Im Coiffeursalon der Türkenprinzessin
Der letzte Vertreter des osmanischen Grossreichs war Rachid Osman. Er verbrachte seinen Lebensabend in einem kleinen Glarner Dorf. Seine Gattin Rosa Osman-Keller verdiente als Dorffriseuse Geld, um sich und ihren einst so reichen Mann durchzubringen.
Rosa Keller kommt 1908 im zürcherischen Dielsdorf als Tochter eines Polizisten zur Welt. Im gleichen Jahr steigt ein 20-jähriger türkischer Prinz für ein paar Tage mit seinem Gefolge im noblen Hotel Baur au Lac in Zürich ab. Dass sich deren Wege dereinst kreuzen werden, scheint fast unmöglich und doch ist genau das passiert.

Im Ersten Weltkrieg zog der Sultan den aufstrebenden Rachid, mittlerweile 26-jährig, für politische Missionen bei. Zuerst wirkte der junge Politologe im türkischen Aussenministerium als juristischer Berater – obwohl er gar kein Jurist war. Dann fungierte er als bevollmächtigter Minister im osmanischen Teil Griechenlands und trat damit in die Fussstapfen seines Vaters.

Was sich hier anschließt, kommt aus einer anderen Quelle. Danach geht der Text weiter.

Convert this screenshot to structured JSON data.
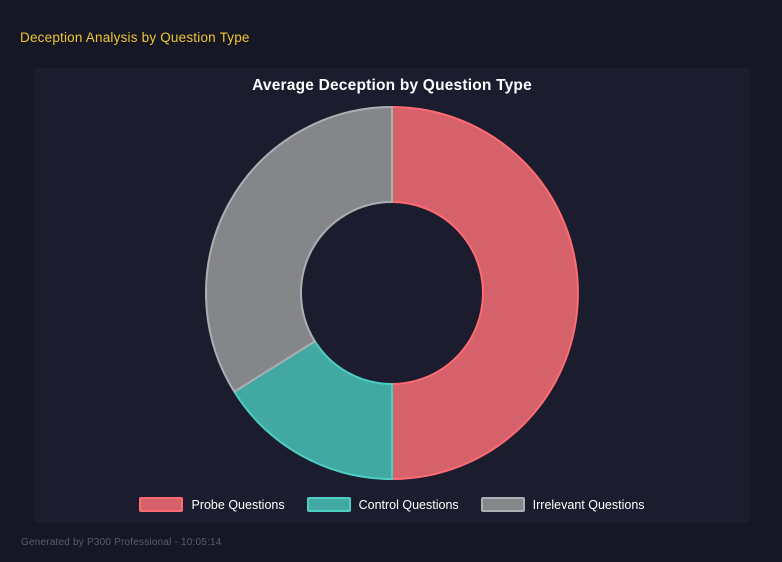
{
  "header": {
    "title": "Deception Analysis by Question Type"
  },
  "chart_data": {
    "type": "pie",
    "variant": "doughnut",
    "title": "Average Deception by Question Type",
    "labels": [
      "Probe Questions",
      "Control Questions",
      "Irrelevant Questions"
    ],
    "values_percent": [
      50,
      16.1,
      33.9
    ],
    "cutout_ratio": 0.49,
    "rotation_start_deg": 0,
    "direction": "clockwise",
    "legend_position": "bottom",
    "segment_colors": [
      {
        "fill": "#d5616b",
        "border": "#ff6b72"
      },
      {
        "fill": "#42a9a2",
        "border": "#4ecdc4"
      },
      {
        "fill": "#85868a",
        "border": "#adaeb2"
      }
    ]
  },
  "footer": {
    "text": "Generated by P300 Professional - 10:05:14"
  },
  "colors": {
    "page_background": "#161725",
    "panel_background": "#1b1c2e",
    "header_accent": "#eec62f",
    "chart_title": "#ffffff",
    "legend_text": "#ffffff",
    "footer_text": "#585c6d"
  }
}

Auf Augenhöhe mit Europas Mächtigen
Die Familie suchte Unterstützung für den Haushalt und stellte 1927 eine junge Schweizerin ein: Rosa Keller. Hier verbinden sich die Lebensgeschichten des türkischen Prinzen und der mittlerweile 19-Jährigen Dielsdorferin. Bei der Ankunft wusste Rosa, dass sie als Kindermädchen arbeiten sollte, doch sie hatte keine Ahnung, um wen es sich bei der Gastfamilie handelte. Erst in der noblen Villa an der Avenue Georges Clemenceau in Nizza realisierte sie, dass sie für eine türkische Prinzenfamilie arbeiten sollte!

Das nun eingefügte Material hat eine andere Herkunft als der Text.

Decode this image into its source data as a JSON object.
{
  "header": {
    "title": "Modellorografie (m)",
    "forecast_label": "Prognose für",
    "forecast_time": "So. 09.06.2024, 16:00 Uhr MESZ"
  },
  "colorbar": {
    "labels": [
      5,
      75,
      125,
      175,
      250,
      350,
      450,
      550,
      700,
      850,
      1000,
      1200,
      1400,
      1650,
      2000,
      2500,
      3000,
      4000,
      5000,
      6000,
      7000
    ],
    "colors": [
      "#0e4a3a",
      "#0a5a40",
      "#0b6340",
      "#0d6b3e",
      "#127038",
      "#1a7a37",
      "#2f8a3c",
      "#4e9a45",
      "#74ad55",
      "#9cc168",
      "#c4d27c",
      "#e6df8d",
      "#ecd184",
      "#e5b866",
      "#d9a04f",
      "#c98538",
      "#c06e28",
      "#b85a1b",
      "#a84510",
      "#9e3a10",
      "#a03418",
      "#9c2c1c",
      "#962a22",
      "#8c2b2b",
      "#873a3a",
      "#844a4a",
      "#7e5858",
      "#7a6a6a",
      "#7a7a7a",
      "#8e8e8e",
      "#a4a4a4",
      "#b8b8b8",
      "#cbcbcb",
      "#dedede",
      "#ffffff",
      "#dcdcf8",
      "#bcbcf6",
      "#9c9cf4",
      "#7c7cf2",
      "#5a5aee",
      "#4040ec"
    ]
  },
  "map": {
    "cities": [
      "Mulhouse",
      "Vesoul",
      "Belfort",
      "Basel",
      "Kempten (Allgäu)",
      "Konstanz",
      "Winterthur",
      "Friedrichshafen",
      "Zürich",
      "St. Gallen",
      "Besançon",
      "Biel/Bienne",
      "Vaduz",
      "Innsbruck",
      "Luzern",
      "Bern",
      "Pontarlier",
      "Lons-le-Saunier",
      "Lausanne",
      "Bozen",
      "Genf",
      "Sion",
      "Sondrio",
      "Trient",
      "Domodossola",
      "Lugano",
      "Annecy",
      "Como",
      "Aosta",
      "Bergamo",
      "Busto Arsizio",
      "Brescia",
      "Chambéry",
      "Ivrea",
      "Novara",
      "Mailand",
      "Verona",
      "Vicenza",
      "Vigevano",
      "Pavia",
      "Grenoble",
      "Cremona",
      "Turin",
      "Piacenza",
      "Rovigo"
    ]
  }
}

Als Gattin des osmanischen Prinzen verkehrte Rosa in Nizza mit Magistraten und gekrönten Häuptern, sie lernte zum Beispiel den schwedischen König Gustav VI. Adolf kennen, aber auch den letzten türkischen Kalifen Abdul Medijd II., den verwegenen Kurdenführer Mustafa Barzani oder den Maharadscha von Hyderabad.
Bei einem grossen Prozess um das Erbe des Sultans bekam Rachid einen Anteil von 100 Millionen Franken des riesigen Vermögens mit Ölfeldern, Ländereien und Minen zugesprochen. Doch als gestürzter Osmane im Exil erhielt er keinen Rappen. Das Ehepaar Osman-Keller lebte fortan in Armut – gemessen an Rachids Vorleben in Palästen mit Dutzenden von Hofangestellten war das ein tiefer Fall. Rosa organisierte den Umzug in eine günstigere Wohnung und behalf sich mit dem Bemalen sowie dem Verkauf von Emaille-Broschen, damit sie ein Auskommen hatten.
Ein Leben wie im Film


Ihre letzten Jahre verbrachte sie im Altersheim von Mollis, wo sie 1994 im Alter von 84 Jahren starb. Der «Schweizer Illlustrierten» sagte sie 1979: «Manchmal habe ich das Gefühl, als sässe ich in einem Kino. Und das Leben, das an mir vorbeizieht, sei irgendeines, aber nicht mein Leben gewesen.» Doch es war echt. Und damit besser als jeder Film.